Arizona Gov. Katie Hobbs signs repeal of 1864 abortion ban

A near-total ban on abortion is likely to remain in effect for some time, due to the unique state laws.

Arizona Gov. Katie Hobbs signed the repeal of Arizona’s nearly total abortion ban, which has been in place since the Civil War. This capped a political scramble that was sparked last month by a controversial ruling from the state Supreme Court.

Hobbs, flanked by Democratic legislators who had helped pass the bill in the GOP-controlled Legislature the day after it was passed by the state Senate, signed the repeal at the Capitol of the state.

Hobbs stated at the signing ceremony that she had heard from doctors concerned about being jailed for doing their jobs, and women worried about starting a family in Arizona. “These painful conversations are the reason I’ve made it very clear that this ban must be repealed.”


Her signature marked the next chapter in the battle over abortion rights in Arizona, following the ruling of the Arizona Supreme Court to reinstate the near-total abortion ban that was first in effect in 1864 – before Arizona even became a state.

The conservative-leaning decision of the court made enforceable an abortion law that makes it a felony punishable with two to five years imprisonment for anyone who performs or assists a woman in obtaining an abortion. The law was codified both in 1901 and 1913 after Arizona became a state. It outlaws abortions from the moment of conception, but allows an exception for saving a woman’s live.

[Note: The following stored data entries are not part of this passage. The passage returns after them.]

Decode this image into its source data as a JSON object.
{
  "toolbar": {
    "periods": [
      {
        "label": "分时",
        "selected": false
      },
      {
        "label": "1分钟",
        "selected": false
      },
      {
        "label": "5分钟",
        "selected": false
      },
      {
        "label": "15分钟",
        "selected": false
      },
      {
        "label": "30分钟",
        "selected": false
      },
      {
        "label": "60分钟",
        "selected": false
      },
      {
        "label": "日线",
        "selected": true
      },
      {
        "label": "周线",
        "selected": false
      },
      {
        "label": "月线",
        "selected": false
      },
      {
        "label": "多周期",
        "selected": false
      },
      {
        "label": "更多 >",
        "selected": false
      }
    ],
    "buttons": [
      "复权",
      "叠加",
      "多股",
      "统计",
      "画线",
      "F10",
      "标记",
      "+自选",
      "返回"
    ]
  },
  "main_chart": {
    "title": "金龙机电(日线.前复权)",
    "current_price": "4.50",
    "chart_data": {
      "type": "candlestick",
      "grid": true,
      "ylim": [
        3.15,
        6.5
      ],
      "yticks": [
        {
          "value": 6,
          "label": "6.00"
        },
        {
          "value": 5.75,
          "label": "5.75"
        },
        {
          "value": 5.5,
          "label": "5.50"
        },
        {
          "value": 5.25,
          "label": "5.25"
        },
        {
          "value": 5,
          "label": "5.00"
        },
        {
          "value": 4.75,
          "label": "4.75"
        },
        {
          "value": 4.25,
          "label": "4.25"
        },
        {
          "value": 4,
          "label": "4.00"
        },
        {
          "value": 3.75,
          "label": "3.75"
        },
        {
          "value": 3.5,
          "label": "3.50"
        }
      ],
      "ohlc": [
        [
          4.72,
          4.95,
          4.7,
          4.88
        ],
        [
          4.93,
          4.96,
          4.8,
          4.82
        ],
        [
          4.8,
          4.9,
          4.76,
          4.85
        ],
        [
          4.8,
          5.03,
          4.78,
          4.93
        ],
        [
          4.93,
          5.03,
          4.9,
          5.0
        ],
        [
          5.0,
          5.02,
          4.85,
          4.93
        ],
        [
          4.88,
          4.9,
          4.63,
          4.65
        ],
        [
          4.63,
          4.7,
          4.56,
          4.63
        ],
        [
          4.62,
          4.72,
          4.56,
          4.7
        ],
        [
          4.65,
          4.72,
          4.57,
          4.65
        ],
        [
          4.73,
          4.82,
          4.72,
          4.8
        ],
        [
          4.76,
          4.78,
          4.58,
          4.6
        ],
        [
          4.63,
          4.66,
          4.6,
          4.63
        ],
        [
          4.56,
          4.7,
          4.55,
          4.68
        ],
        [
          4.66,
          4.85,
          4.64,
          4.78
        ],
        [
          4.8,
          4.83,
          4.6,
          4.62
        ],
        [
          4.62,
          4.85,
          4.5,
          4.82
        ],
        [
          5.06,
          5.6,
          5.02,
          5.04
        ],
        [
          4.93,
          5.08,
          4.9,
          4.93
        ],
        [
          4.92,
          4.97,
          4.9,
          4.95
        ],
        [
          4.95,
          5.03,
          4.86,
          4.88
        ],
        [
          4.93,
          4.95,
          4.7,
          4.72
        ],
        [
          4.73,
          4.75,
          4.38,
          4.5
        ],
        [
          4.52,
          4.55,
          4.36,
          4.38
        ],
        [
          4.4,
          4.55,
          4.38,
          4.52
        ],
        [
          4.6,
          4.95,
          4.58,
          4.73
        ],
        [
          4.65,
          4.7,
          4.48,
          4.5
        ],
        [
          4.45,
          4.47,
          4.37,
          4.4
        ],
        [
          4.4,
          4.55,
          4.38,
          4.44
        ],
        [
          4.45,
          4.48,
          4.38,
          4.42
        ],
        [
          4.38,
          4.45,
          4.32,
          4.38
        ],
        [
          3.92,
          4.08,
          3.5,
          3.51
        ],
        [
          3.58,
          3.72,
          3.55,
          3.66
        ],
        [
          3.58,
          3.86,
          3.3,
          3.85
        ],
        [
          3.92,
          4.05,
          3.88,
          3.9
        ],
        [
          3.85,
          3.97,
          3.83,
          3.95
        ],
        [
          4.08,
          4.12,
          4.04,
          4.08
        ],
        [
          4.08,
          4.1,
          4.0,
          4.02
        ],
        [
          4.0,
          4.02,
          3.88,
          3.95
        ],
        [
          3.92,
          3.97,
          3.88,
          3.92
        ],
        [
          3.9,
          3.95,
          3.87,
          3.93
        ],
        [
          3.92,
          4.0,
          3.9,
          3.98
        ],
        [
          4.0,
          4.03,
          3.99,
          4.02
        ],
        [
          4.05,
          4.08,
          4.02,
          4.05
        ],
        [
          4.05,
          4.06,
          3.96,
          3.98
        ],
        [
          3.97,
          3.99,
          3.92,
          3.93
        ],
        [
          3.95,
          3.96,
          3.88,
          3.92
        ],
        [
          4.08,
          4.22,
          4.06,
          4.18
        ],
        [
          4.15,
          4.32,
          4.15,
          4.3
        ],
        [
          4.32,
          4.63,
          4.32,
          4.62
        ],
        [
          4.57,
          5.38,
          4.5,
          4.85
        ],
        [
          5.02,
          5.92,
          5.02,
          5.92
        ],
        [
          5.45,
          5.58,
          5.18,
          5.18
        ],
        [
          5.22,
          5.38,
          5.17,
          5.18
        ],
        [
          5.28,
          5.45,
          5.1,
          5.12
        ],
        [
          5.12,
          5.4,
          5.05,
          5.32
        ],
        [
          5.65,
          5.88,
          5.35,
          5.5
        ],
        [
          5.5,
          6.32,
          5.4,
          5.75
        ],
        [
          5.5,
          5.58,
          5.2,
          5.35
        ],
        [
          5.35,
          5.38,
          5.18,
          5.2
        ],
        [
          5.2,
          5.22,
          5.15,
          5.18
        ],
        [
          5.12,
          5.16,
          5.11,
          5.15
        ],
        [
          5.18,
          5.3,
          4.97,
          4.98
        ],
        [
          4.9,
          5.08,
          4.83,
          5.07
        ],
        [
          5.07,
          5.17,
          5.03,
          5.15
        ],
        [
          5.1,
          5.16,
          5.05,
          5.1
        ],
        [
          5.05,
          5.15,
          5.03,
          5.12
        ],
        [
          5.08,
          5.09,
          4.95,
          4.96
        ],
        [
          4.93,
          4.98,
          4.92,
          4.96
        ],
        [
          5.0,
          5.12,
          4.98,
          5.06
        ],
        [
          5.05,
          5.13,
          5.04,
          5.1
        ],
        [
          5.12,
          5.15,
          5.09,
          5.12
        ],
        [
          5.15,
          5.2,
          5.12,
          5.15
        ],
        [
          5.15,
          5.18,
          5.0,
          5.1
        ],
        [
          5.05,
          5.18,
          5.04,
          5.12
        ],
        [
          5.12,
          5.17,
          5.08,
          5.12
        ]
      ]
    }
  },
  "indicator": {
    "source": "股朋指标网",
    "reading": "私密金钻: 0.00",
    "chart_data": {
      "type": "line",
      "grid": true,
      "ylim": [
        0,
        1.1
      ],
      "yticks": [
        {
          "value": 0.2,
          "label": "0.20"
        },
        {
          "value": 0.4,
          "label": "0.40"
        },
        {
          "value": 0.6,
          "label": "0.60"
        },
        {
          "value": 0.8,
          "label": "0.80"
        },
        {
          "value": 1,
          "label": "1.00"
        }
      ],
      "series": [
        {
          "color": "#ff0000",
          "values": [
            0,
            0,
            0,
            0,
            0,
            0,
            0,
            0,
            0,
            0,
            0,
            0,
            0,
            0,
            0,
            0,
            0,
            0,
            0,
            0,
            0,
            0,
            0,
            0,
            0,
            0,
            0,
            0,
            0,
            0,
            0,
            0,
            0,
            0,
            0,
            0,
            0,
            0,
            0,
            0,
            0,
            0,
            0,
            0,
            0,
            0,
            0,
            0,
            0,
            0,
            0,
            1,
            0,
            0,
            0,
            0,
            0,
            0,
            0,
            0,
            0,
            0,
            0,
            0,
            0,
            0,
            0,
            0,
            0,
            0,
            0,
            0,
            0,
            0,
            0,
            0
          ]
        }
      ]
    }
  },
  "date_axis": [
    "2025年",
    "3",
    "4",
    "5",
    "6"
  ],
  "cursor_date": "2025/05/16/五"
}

The U.S. Supreme Court overturned Roe v. Wade, removing federal abortion protections, and giving that power to states. Legal questions immediately arose over whether Arizona officials had to enforce an 1864 law that never was repealed or a ban on abortion for 15 weeks that would take effect in 2022 if Roe were overturned.

The Arizona Supreme Court ruling on April 9 that the 1864 law was the most important and enforceable, sparked national outrage — from Republicans to the former president Donald Trump, who demanded that the state find a solution to the effects of this ban. This set off a chain of events at the Legislature in order to repeal it.

The culmination of the effort, which involved weeks of unsuccessful attempts to advance a bill repeal, was Wednesday, when the state Senate granted it final approval. The state House passed the repeal a week before, after its third try in three weeks. In the two closely divided chambers (three Republicans in the State House and 2 in the State Senate), a few Republicans joined Democrats to pass the repeal.

Every step of the legislative process for repeal has been praised by reproductive rights groups, Democrats and President Joe Biden.

Even after Hobbs signed the bill, it will still be difficult to determine how Arizona’s abortion laws will be implemented.

According to the Arizona Constitution a fully repealed law does not go into effect for 90 days following a legislative session, unless a supermajority of both legislative chambers has passed it.

If the current session ends at the same time as the last one, then the repeal will not be fully implemented until late October or even early November. Arizona does not have a set legislative calendar. Therefore, Republicans can also continue the session to delay the implementation of the repeal.

Arizona Attorney General Kris Mayes (a Democrat) said that she expects the 1864 ban will go into effect June 27 per her office’s understanding of procedural rules set by the state Supreme Court. However, officials and attorneys from reproductive rights groups are still trying to find ways to postpone this date.

The landscape of enforcement will remain fluid even when the repeal finally goes into full effect.

If the repeal is fully implemented, state policy will immediately revert to the 15-week abortion ban passed in 2022. This ban makes exceptions only for medical emergencies and does not include rape or sexual incest.

It’s almost certain that in November, a constitutional amendment proposal will be on the ballot of Arizona. This will give voters the opportunity to decide the future of the abortion rights in Arizona.

The measure would establish a “fundamental” right to abortion care until the fetal viability or approximately 24 weeks of pregnancy. If approved by voters, it would undo the near-total 1864 ban as well as the 15-weeks ban.

Hobbs denied the idea that a repeal of the 15-week prohibition could erode support for the proposed amendement, as more voters may be comfortable with a more lenient ban.

She said: “Whether the ban was passed in 1864 or in 2022, both are draconian.” Arizonans will have the chance to weigh in on this.

Hobbs said: “The experience we’ve just gone through in the few weeks following the court decision is exactly why government should never be involved with these decisions.”

The decision of the state Supreme Court also led Republicans to discuss possible contingencies. This included pushing for alternative ballot measures. GOP lawmakers have not yet made any legislative recommendations or proposed specific measures.